Wir fordern deshalb:

  • Die Erhöhung des Anteils an Wildnisgebieten in Schleswig Holstein auf mindestens 3 % bis 2030 und auf mindestens 5% bis 2050.
  • Eine Strategie für die Flächen, die sich zu Wildnis (zurück-)entwickeln soll, um menschliche Einflüsse rückgängig zu machen.
  • Die Fortentwicklung der Nationalen Strategie zur biologischen Vielfalt auf Landes und Bundesebene sowie eine einschlägige Definition von Wildnisgebieten als zusammenhängende Gebiete von mehr als 1.000 Hektar.
  • Klassifizierung von Wildnisgebieten als eigene Schutzkategorie mit dem Zweck, die Natur ohne menschliche Einflüsse sich selbst zu überlassen. Solche Gebiete können auch in anderen Schutzzonen identifiziert und weiterentwickelt werden. Außerdem muss klargestellt werden, dass solche Gebiete nicht nur dem Schutzwildlebender Tier-, Pilz- und Pflanzenarten, sondern auch dem Schutz natürlicher Prozesse dienen.
  • Für Wildnisgebiete sind rechtliche Verpflichtungen zur Bewirtschaftung sowie zur Jagd und Fischerei aufzuheben, außer diese sind zum Schutz vor Krankheiten, die eine massive Gefährdung für Pflanzen Tier und Pilzarten außerhalb des Wildnisgebiets sind.
  • Geltende Gesetze und Verordnungen über gebietsfremde Arten müssen so angewendet werden, dass eine aktive Eingriffsverpflichtung auf die Randzonen eines Wildnisgebiets beschränkt bleibt.
  • Die erneute Prüfung weiterer Potenzialflächen. Dabei sollen vorrangig Monokulturen in der Landwirtschaft als potentielle Flächen für die Ausweitung der Wildnis in Betracht gezogen werden, um einen weiteren Beitrag zur Biodiversität zu leisten.
  • Zukünftig soll sich ein bundesweit einheitliches Monitoring eingesetzt werden
  • Die Feststellung von Räumen unter 1.000 Hektar, die Wildnis aufweisen, und die Bewertung zur Entwicklung dieser Räume zu einschlägigen Wildnisgebieten durch das Land in Zusammenarbeit mit der kommunalen Kreisebene.
  • Einen dauerhaften Verzicht auf die Privatisierung von Potenzialflächen für Wildnisgebiete und die Identifizierung von für Wildnisentwicklung geeigneten Flächen in bestehenden Schutzräumen und im öffentlichen Raum. Diese Potenzialräume dürfen von Neuplanungen von Infrastrukturmaßnahmen nicht beeinträchtigt werden.
  • Private Flächen, die sich für Wildnisgebiete eignen sollen perspektivisch in staatliche Hand übergehen, um diese zu verbinden und erweitern zu können. Dadurch könnten wichtige Hürden genommen werden, um beispielsweise auf die Mindestgröße von 1.000 Hektar, die in der NBS definiert ist, zu kommen.

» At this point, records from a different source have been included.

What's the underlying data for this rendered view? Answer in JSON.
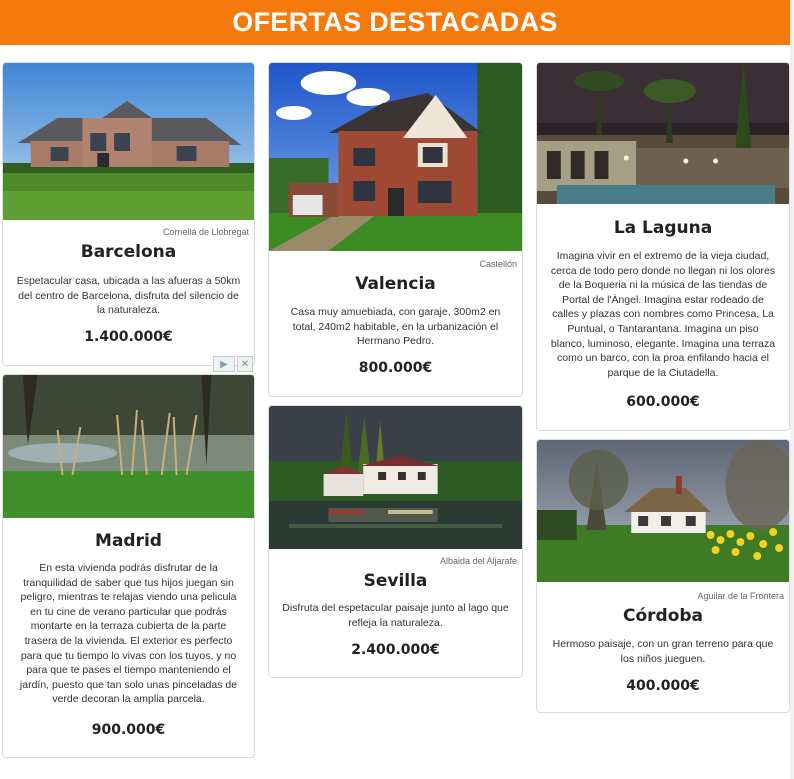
{
  "header": {
    "title": "OFERTAS DESTACADAS"
  },
  "listings": [
    {
      "id": "barcelona",
      "location": "Cornellá de Llobregat",
      "city": "Barcelona",
      "description": "Espetacular casa, ubicada a las afueras a 50km del centro de Barcelona, disfruta del silencio de la naturaleza.",
      "price": "1.400.000€"
    },
    {
      "id": "valencia",
      "location": "Castellón",
      "city": "Valencia",
      "description": "Casa muy amuebiada, con garaje, 300m2 en total, 240m2 habitable, en la urbanización el Hermano Pedro.",
      "price": "800.000€"
    },
    {
      "id": "la-laguna",
      "location": "",
      "city": "La Laguna",
      "description": "Imagina vivir en el extremo de la vieja ciudad, cerca de todo pero donde no llegan ni los olores de la Boqueria ni la música de las tiendas de Portal de l'Àngel. Imagina estar rodeado de calles y plazas con nombres como Princesa, La Puntual, o Tantarantana. Imagina un piso blanco, luminoso, elegante. Imagina una terraza como un barco, con la proa enfilando hacia el parque de la Ciutadella.",
      "price": "600.000€"
    },
    {
      "id": "madrid",
      "location": "",
      "city": "Madrid",
      "description": "En esta vivienda podrás disfrutar de la tranquilidad de saber que tus hijos juegan sin peligro, mientras te relajas viendo una pelicula en tu cine de verano particular que podrás montarte en la terraza cubierta de la parte trasera de la vivienda. El exterior es perfecto para que tu tiempo lo vivas con los tuyos, y no para que te pases el tiempo manteniendo el jardín, puesto que tan solo unas pinceladas de verde decoran la amplia parcela.",
      "price": "900.000€"
    },
    {
      "id": "sevilla",
      "location": "Albaida del Aljarafe",
      "city": "Sevilla",
      "description": "Disfruta del espetacular paisaje junto al lago que refleja la naturaleza.",
      "price": "2.400.000€"
    },
    {
      "id": "cordoba",
      "location": "Aguilar de la Frontera",
      "city": "Córdoba",
      "description": "Hermoso paisaje, con un gran terreno para que los niños jueguen.",
      "price": "400.000€"
    }
  ],
  "ad": {
    "play_glyph": "▶",
    "close_glyph": "✕"
  }
}
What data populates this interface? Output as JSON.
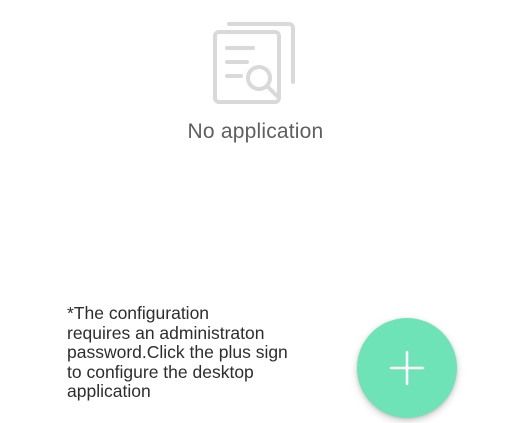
{
  "empty_state": {
    "icon": "document-search-icon",
    "message": "No application"
  },
  "hint": {
    "text": "*The configuration\nrequires an administraton\npassword.Click the plus sign\nto configure the desktop\napplication"
  },
  "add_button": {
    "icon": "plus-icon"
  },
  "colors": {
    "accent": "#6de3b7",
    "icon_gray": "#d9d9d9",
    "text_gray": "#5f5f5f",
    "hint_text": "#2d2d2d"
  }
}
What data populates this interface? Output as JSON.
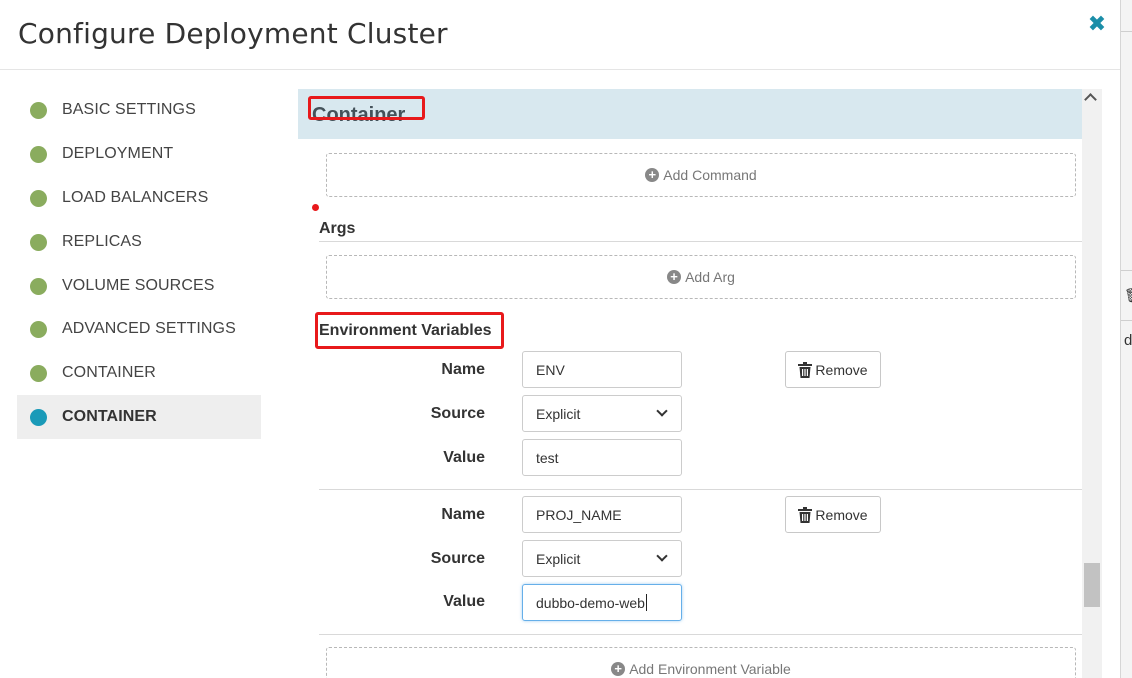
{
  "modal": {
    "title": "Configure Deployment Cluster",
    "close_glyph": "✖"
  },
  "sidebar": {
    "items": [
      {
        "label": "BASIC SETTINGS",
        "state": "complete"
      },
      {
        "label": "DEPLOYMENT",
        "state": "complete"
      },
      {
        "label": "LOAD BALANCERS",
        "state": "complete"
      },
      {
        "label": "REPLICAS",
        "state": "complete"
      },
      {
        "label": "VOLUME SOURCES",
        "state": "complete"
      },
      {
        "label": "ADVANCED SETTINGS",
        "state": "complete"
      },
      {
        "label": "CONTAINER",
        "state": "complete"
      },
      {
        "label": "CONTAINER",
        "state": "active"
      }
    ],
    "colors": {
      "complete": "#8aac5e",
      "active": "#1a9ab8"
    }
  },
  "section": {
    "title": "Container",
    "add_command": "Add Command",
    "args_label": "Args",
    "add_arg": "Add Arg",
    "env_label": "Environment Variables",
    "add_env": "Add Environment Variable"
  },
  "env_vars": [
    {
      "name_label": "Name",
      "source_label": "Source",
      "value_label": "Value",
      "name": "ENV",
      "source": "Explicit",
      "value": "test",
      "remove_label": "Remove"
    },
    {
      "name_label": "Name",
      "source_label": "Source",
      "value_label": "Value",
      "name": "PROJ_NAME",
      "source": "Explicit",
      "value": "dubbo-demo-web",
      "remove_label": "Remove"
    }
  ],
  "colors": {
    "accent": "#1a9ab8",
    "highlight": "#e8191b",
    "section_bg": "#d8e8ef"
  },
  "background_page": {
    "glyph_a": "🗑",
    "glyph_b": "d"
  }
}
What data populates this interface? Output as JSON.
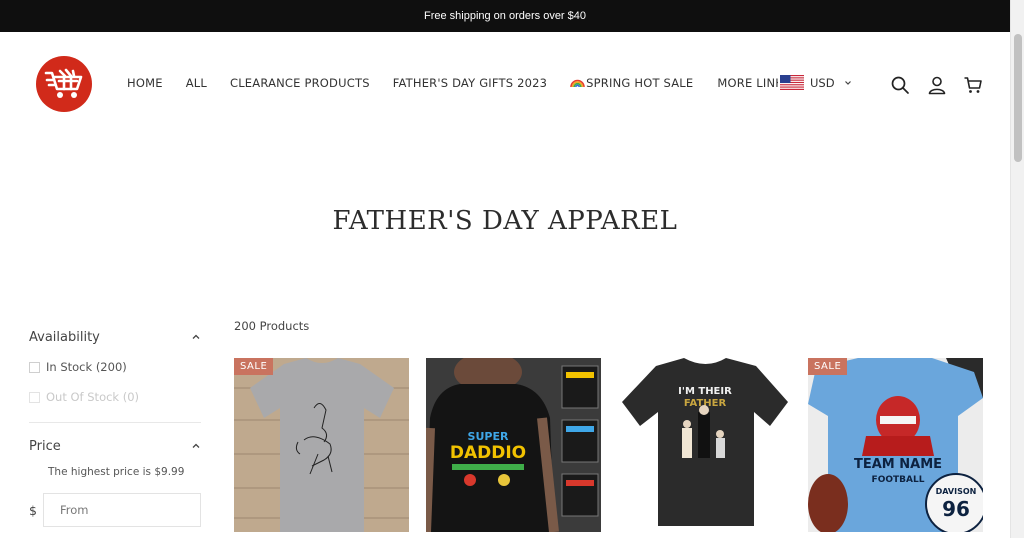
{
  "announcement": "Free shipping on orders over $40",
  "nav": {
    "home": "HOME",
    "all": "ALL",
    "clearance": "CLEARANCE PRODUCTS",
    "fathers_day": "FATHER'S DAY GIFTS 2023",
    "spring": "SPRING HOT SALE",
    "more": "MORE LINK"
  },
  "currency": {
    "code": "USD",
    "flag_icon": "us-flag-icon"
  },
  "header_icons": [
    "search-icon",
    "account-icon",
    "cart-icon"
  ],
  "page": {
    "title": "FATHER'S DAY APPAREL",
    "product_count": "200 Products"
  },
  "filters": {
    "availability": {
      "label": "Availability",
      "options": [
        "In Stock (200)",
        "Out Of Stock (0)"
      ]
    },
    "price": {
      "label": "Price",
      "note": "The highest price is $9.99",
      "currency_symbol": "$",
      "from_placeholder": "From"
    }
  },
  "products": [
    {
      "badge": "SALE"
    },
    {
      "badge": ""
    },
    {
      "badge": ""
    },
    {
      "badge": "SALE"
    }
  ],
  "product_art_text": {
    "p2_shirt": [
      "SUPER",
      "DADDIO"
    ],
    "p3_shirt": [
      "I'M THEIR",
      "FATHER"
    ],
    "p4_shirt": [
      "TEAM NAME",
      "FOOTBALL"
    ],
    "p4_jersey": [
      "DAVISON",
      "96"
    ]
  },
  "colors": {
    "announcement_bg": "#0f0f0f",
    "logo_red": "#d12a1a",
    "sale_badge": "#c9735f"
  }
}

  • Für den Anteil der landeseigenen Wälder die Erhöhung der Festschreibung zur natürlichen Entwicklung von 20 % auf mindestens 50%.
  • Die Einrichtung und Einplanung von Querungshilfen, Korridoren und Trittsteinbiotopen zur Verbindung von Wildnisgebieten auch bei Biotopverbund- und Infrastrukturplanungen.
  • Einen konsequenteren Schutz von bestehenden Schutzgebieten durch Verzicht auf Nutzung wie Forst- und Landwirtschaft.
  • Die Erhöhung des Anteils an Wildnisgebiete und der Ausbau der Windenergie sollen einander nicht im Weg stehen.
  • Anzustreben sind außerdem Nullnutzungszonen in bereits geschützten Gebieten anderer Klassifizierung (z.B. Naturschutzgebiete) um auch diese besonders sensiblen Zonen zu schützen. Dazu sollen beispielsweise der Einsatz von Pestiziden, sowie der Abbau von Bodenschätzen, unterbunden werden.
  • Wir setzen uns explizit für die Renaturierung von beispielsweise Mooren und Auwäldern ein. Auch das Wattenmeer bedarf einen besonderen Schutz. Für Wildnisgebiete sollte der Fokus von Wäldern auch auf andere Gebiete gesetzt werden, denn Wildnis sind nicht nur der Hirsch und das Wildschwein, sondern auch der Wattwurm und der Sonnentau.
  • Ähnlich wie die Nationalpark-Häuser zum Wattenmeer sollen auch für Wildnisgebiete Einrichtungen geschaffen werden, die über das Wildnisgebiet informieren und schulen. Dabei soll es nach Möglichkeit auch Plätze für FÖJler*innen und Naturpädagog*innen geben. Diese können z.B. an Schulen über den mit dem Wildnisgebiet zusammenhängenden Naturschutz aufklären.